Our analysis has added important new information about the E. histolytica transcriptome. We report for the first time two downstream motifs required for gene expression, which could be used for over expression of E. histolytica genes. Most of the virulence-related genes in this parasite are highly expressed in culture.
先前使用表达谱芯片数据对溶组织内阿米巴的启动子基序进行了分析,这些数据的基因表达动态范围较低。此外,先前的转录组研究并未提供有关高度转录基因的性质以及对基因表达重要的下游启动子基序的信息。为了解决这些问题,我们生成了 RNA-Seq 数据,并确定了高表达和低表达的基因,特别是与毒力潜能相关的基因。我们分析了启动子起始位点上下游的序列,以寻找重要基序。

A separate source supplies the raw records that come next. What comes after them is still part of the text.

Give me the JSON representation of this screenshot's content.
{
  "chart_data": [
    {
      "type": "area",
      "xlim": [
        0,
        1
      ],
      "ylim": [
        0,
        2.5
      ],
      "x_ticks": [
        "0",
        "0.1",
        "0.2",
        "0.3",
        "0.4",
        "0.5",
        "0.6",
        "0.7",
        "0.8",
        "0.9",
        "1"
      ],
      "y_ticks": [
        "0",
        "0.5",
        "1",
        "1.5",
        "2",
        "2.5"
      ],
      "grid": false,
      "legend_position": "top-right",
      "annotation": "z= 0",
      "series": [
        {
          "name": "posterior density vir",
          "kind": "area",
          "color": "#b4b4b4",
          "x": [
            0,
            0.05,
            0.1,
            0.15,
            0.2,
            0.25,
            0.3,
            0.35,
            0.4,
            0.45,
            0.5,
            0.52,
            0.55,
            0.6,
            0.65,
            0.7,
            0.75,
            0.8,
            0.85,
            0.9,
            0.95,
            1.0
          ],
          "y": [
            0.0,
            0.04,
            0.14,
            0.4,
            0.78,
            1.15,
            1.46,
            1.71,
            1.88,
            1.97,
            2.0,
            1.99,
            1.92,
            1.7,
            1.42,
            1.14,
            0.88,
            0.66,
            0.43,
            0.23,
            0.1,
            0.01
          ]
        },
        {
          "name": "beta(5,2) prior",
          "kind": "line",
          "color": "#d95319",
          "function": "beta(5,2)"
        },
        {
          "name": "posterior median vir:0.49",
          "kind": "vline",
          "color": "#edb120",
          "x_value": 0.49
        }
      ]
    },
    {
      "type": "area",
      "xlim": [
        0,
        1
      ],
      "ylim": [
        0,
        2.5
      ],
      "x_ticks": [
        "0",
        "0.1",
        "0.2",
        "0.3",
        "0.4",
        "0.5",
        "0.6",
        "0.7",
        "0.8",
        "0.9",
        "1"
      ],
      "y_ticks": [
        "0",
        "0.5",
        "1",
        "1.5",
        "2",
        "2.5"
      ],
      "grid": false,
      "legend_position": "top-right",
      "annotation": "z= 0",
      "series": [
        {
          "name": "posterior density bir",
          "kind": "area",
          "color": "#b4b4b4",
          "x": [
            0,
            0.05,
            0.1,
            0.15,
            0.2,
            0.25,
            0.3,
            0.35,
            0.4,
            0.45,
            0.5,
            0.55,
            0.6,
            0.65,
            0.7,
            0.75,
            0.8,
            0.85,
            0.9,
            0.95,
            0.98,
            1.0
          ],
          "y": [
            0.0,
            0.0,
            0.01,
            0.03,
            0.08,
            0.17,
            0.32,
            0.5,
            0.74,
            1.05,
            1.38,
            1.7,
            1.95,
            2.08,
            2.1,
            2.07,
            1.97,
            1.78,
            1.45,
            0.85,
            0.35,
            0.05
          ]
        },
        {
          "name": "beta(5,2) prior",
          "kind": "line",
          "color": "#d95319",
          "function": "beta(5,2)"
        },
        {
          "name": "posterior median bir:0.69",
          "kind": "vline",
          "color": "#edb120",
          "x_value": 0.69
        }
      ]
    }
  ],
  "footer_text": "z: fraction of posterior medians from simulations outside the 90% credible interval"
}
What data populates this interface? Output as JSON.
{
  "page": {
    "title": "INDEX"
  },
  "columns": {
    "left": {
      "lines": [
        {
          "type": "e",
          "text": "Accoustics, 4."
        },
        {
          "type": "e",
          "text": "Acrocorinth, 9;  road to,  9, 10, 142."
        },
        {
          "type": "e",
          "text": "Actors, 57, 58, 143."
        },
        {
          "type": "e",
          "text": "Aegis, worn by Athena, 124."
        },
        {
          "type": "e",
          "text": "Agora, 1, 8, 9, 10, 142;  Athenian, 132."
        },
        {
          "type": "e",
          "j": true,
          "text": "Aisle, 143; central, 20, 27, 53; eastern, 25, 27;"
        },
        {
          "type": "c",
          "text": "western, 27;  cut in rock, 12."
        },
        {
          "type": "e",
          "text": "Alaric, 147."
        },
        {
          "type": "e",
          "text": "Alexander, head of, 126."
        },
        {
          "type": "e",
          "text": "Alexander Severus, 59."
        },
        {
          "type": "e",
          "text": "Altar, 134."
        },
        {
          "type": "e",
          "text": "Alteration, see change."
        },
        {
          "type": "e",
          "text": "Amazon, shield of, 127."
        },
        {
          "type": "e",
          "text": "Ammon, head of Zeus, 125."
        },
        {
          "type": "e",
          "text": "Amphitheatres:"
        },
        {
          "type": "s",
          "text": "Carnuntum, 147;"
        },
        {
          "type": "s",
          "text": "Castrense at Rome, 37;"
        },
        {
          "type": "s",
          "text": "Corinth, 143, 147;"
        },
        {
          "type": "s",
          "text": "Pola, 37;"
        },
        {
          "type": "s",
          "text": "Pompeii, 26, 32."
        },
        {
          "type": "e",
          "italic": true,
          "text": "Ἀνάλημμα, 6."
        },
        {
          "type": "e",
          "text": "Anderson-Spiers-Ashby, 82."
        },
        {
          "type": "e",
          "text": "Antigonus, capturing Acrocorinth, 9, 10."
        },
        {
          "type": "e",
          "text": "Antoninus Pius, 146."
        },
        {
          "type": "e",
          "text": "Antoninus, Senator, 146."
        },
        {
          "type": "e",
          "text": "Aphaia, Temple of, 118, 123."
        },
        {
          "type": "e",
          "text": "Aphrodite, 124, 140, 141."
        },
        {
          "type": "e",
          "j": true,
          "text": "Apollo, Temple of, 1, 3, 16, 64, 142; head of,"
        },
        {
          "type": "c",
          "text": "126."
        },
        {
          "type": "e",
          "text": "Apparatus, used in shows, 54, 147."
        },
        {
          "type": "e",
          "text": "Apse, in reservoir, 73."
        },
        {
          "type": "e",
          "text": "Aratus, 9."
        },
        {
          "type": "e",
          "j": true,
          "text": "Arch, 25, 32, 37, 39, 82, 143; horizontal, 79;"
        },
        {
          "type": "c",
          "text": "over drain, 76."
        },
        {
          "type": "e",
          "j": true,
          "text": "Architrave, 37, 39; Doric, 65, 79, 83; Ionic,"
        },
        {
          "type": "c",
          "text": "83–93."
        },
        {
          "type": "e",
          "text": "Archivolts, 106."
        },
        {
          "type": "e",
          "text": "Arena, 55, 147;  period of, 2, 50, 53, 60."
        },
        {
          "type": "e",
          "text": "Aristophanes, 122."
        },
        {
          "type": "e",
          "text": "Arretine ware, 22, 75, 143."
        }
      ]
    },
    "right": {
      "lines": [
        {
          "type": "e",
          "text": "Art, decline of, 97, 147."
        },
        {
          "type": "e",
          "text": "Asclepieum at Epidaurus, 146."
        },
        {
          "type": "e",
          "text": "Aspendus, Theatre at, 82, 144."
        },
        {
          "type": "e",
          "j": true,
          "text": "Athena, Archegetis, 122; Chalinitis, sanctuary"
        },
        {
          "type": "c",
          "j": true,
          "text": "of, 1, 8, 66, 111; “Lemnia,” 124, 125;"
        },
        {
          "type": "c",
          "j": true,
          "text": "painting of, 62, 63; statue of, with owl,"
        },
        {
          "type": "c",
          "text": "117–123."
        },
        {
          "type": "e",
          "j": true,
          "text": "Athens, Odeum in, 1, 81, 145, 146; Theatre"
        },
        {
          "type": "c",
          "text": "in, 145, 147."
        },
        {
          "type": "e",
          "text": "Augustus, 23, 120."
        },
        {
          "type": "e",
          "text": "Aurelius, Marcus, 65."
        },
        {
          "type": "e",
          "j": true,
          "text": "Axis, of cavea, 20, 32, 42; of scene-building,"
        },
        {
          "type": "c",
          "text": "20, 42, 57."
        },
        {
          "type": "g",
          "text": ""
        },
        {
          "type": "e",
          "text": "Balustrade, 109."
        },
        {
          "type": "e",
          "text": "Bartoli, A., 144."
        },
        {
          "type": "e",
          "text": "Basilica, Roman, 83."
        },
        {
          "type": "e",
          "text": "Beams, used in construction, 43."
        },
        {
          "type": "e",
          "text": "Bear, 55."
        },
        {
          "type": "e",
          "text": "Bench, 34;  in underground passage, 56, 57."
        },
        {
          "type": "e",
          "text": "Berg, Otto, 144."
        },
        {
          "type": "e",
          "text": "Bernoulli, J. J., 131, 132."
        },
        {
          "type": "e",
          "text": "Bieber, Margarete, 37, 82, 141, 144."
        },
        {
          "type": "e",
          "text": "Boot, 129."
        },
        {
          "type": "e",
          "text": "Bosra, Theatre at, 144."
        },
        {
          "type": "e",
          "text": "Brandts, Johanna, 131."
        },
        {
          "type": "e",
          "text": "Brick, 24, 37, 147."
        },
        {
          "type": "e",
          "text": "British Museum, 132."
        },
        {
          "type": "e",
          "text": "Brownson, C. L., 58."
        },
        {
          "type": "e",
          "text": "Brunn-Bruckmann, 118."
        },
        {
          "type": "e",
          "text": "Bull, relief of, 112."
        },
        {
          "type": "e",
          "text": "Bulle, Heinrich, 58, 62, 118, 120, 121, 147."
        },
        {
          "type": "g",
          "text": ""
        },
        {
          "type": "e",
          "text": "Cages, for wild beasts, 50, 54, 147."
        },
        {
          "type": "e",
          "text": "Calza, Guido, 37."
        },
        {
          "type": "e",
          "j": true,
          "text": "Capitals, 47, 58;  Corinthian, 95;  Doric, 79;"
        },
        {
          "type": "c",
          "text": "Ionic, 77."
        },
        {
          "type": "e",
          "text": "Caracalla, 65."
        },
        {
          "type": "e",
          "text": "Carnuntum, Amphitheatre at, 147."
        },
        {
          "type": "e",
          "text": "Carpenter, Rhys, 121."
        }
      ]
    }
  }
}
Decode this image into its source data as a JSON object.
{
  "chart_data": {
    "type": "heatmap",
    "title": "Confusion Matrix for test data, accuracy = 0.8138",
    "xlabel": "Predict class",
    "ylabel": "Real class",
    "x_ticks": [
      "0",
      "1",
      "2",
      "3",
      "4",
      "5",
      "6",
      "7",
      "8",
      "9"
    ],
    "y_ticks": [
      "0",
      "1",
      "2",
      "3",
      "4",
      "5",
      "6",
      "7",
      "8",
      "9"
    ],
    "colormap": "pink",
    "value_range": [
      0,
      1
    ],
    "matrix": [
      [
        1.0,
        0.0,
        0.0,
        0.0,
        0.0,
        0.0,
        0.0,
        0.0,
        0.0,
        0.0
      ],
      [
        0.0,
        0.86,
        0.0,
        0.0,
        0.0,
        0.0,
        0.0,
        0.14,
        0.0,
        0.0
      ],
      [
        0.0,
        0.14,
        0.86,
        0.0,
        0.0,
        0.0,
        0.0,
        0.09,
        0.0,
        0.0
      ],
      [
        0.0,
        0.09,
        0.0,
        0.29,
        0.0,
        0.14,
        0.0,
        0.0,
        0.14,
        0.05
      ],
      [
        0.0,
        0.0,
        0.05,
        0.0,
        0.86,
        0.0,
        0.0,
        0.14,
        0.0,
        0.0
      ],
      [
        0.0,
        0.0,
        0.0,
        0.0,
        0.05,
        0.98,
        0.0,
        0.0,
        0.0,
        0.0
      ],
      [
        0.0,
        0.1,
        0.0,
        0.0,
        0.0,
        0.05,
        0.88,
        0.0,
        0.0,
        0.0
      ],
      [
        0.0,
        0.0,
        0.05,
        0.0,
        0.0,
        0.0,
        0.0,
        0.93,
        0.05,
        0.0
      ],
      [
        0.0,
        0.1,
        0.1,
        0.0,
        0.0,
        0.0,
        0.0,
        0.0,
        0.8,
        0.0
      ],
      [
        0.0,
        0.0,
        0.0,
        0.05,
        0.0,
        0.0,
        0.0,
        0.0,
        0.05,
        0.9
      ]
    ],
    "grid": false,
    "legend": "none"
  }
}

我们使用 RNA-Seq 数据根据表达水平对基因进行分类,表达水平范围为六个数量级。通过报告基因表达对数据进行了验证。毒力相关基因(除 AIG1 外)均为高表达,而一些激酶和 BspA 家族基因表达水平较低。我们在起始密码子上下游的序列中寻找保守基序。通过 AME 富集后,我们在高表达类中发现了七个显著富集的基序,在低表达类中发现了三个。这两个基序(M4 和 M6)位于 AUG 下游,仅在高表达类中富集,主要存在于核糖体蛋白和翻译相关基因中。报告基因表达的缺失导致其表达水平急剧下调,表明这些基序具有功能相关性。所有基因核心启动子基序(TATA、GAAC 和 Inr)的分布表明,下游基序的基因与 TATA 缺失启动子无偏好性关联。我们观察了血清饥饿引起的细胞生长应激对基因表达的影响,并进行了实验验证。表达水平上调最大的基因属于低或中表达类,包括信号通路、脂质代谢、DNA 修复、Myb 转录因子、BspA 和热休克相关基因。表达水平下调最大的基因属于高或中表达类。它们包括信号因子、肌动蛋白、Ariel 家族和核糖体生物发生因子相关基因。
我们的分析为溶组织内阿米巴转录组增加了重要的新信息。我们首次报道了两个用于基因表达的下游基序,可用于溶组织内阿米巴基因的过表达。该寄生虫中的大多数毒力相关基因在培养中均高度表达。